The chain began in 2008 as an organic alternative for dining by bringing together “a community of ranchers, farmers, chefs, restauranteurs, and eaters, to form a “sustainable” burger business, according to the company, which has 12 locations in four southern states.
Frarngos told Insider that he raised wages 20% to $15 per hour for his staff to remain competitive.
"You just rework your model a little bit and make sure staff are taken care of," he said.
Farm Burger is far from alone ,with other large chains like McDonalds, Chipotle and Starbucks also hiking wages to get workers on the job.

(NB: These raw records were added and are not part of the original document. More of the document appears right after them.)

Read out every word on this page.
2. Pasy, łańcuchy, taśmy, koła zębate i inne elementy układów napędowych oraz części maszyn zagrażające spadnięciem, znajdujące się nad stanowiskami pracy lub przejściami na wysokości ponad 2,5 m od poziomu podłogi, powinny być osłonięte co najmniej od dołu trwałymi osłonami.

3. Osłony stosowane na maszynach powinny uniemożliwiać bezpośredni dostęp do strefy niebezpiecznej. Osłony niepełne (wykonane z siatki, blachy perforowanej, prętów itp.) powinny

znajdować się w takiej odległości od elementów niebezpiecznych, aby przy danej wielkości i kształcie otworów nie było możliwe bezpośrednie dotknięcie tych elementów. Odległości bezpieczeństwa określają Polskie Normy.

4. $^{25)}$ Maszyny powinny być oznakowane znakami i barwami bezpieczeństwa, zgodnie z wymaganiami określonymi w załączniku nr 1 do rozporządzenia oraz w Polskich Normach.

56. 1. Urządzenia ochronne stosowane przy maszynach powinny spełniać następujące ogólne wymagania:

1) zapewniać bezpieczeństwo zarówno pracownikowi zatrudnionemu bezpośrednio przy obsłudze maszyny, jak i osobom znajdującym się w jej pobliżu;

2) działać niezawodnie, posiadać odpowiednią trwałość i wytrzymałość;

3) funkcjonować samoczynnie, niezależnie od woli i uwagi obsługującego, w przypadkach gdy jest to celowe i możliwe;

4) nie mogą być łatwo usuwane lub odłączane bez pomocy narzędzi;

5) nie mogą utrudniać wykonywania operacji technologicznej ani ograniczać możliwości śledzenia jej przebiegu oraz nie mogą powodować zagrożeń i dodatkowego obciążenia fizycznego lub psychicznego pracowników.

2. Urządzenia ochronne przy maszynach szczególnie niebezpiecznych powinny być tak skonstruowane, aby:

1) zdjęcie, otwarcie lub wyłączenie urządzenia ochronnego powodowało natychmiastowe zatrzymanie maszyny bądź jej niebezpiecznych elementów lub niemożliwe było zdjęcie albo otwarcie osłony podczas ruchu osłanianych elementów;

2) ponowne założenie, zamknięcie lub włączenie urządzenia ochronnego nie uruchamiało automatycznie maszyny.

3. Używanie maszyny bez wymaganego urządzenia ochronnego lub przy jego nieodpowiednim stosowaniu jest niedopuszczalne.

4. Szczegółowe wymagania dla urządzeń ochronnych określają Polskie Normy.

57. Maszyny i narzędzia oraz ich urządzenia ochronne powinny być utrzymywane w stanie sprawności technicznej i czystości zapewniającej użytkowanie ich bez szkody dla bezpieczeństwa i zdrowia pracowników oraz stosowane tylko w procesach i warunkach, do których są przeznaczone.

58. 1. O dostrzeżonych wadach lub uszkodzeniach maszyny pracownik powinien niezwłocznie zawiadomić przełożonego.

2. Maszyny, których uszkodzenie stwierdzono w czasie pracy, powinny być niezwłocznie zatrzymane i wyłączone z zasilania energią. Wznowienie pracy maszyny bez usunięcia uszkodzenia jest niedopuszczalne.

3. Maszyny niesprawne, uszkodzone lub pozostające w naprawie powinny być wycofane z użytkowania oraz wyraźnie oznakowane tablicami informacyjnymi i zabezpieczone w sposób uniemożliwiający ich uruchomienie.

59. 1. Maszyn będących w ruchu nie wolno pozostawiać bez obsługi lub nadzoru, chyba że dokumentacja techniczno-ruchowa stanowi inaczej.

According to the U.S. Bureau of Labor Statistics, nonfarm payrolls increased by 943,000 in July, including a 560,000 drop in the number of long-term unemployed.
While that is certainly good news after months of pandemic shutdowns, the total number of those unemployed for more than six months is 3.4 million, some 2.3 million higher than at the start of the COVID-19 lockdowns.
Unemployment aid from the federal government, which is an extra $300 per week on top of any state benefits and has been extended in most cases for more than a year, will come to an end Sept. 6, which could push people back into the job market, helping employers fill the estimated millions of vacancies.
The leisure and hospitality industry saw an increase of 380,000 with two-thirds of the jobs in food services (253,000), while the industry is still down 1.7 million jobs, or 10.3%, from its pre-pandemic level, according to BLS.
In a July report, Business Insider said that 74% of independent restaurant owners were having a harder time finding workers now compared to before the pandemic.
The Washington Post reported earlier this month that the average pay for restaurant and supermarket workers topped $15 per hour, as some states and the federal government debate making the rate the new minimum wage.
According to the Post, 80% of all U.S. workers now earn that rate or more, up from 60% in 2014.
With larger companies jumping on the higher wage bandwagon, smaller employers have no choice but to follow suit, making this one of the fastest wage increase periods since the 1980s.
Once set, wages generally remain permanent and not scale back as time moves forward.